The questions of who or what are at the foundation of philosophy. Derrida brings up the question in regards to love. Are we in love with someone or something about someone? This question calls for deconstruction. We call upon ourselves to look into the unconscious and conscious of our relationship. But even then someone is always relative to that something. Therefore, can we completely separate the two in regards to love and say we have the choice of one or the other? With the next section delving into psycho-analytic theory, more answers to this question of love will hopefully arise.
Another aspect that Derrida brings up about love is that it is narcissistic. I normally would have never thought of love in this manner because normally most see that with love comes some form of giving. After seeing the documentary, I can now see why love is narcissistic. Recognizing the needs of others in a relationship is valid, but recognizing ours first is often times more important to us. The other’s duty is to assist in filling the void of the needs of the self. I don’t think many people are naturally pure narcissists when it comes to love but I can see where love and narcissism are intertwined.

4 comments:

A. Crawford said...

I strongly agree with your point that people are not necessarily more narcissistic when it comes to love, but it does play a role in the concept. Love is a complicated issue, and we often question our reasoning for how we define it.

Mae Dupname said...

It's interesting how you brought up the idea of whether or not it's possible to separate the whole person from the qualities they possess. I still am kind of confused about the difference between the two, but I don't know that we can separate them. They are so closely connected that I don't think we can untangle them. Great post!

Bethany T. said...

Great post! As I was reading your thoughts about separating the who from the what I thought of an example that might validate loving the who rather than the what. I considered the idea of arranged marriages that occur in some countries. There have been many stories where the bride (or groom for that matter) despises the spouse chosen for her but after a while, the couple has been together so long that she ends up loving him simply for that reason. I am still confused about this concept but that is one of the best examples I can think of. Any thoughts?

Unknown said...

Is the narcissism that Derrida discussing necessarily mean that one puts their own needs before that of the person that they love?
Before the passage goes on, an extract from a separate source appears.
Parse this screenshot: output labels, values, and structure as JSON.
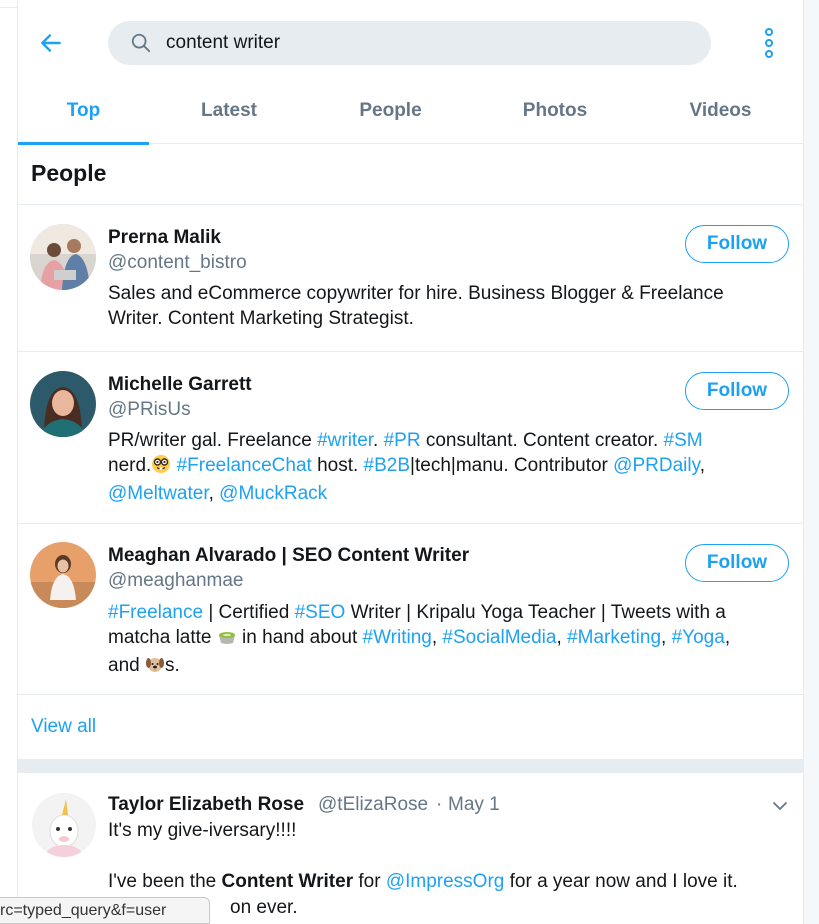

I'm not quite certain if this a condemnation of the concept of love for love's sake or if Derrida meant to simply point out the difference between loving a person (another "I" if you will) or loving objective and subjective ideas about that person. I can see where this can be thought of as narcissistic, however I believe that he means a sort of narcissism that is beyond our common understanding of the word, narcissistic. What exactly he means is something I think we're all trying to flesh out. Great writing.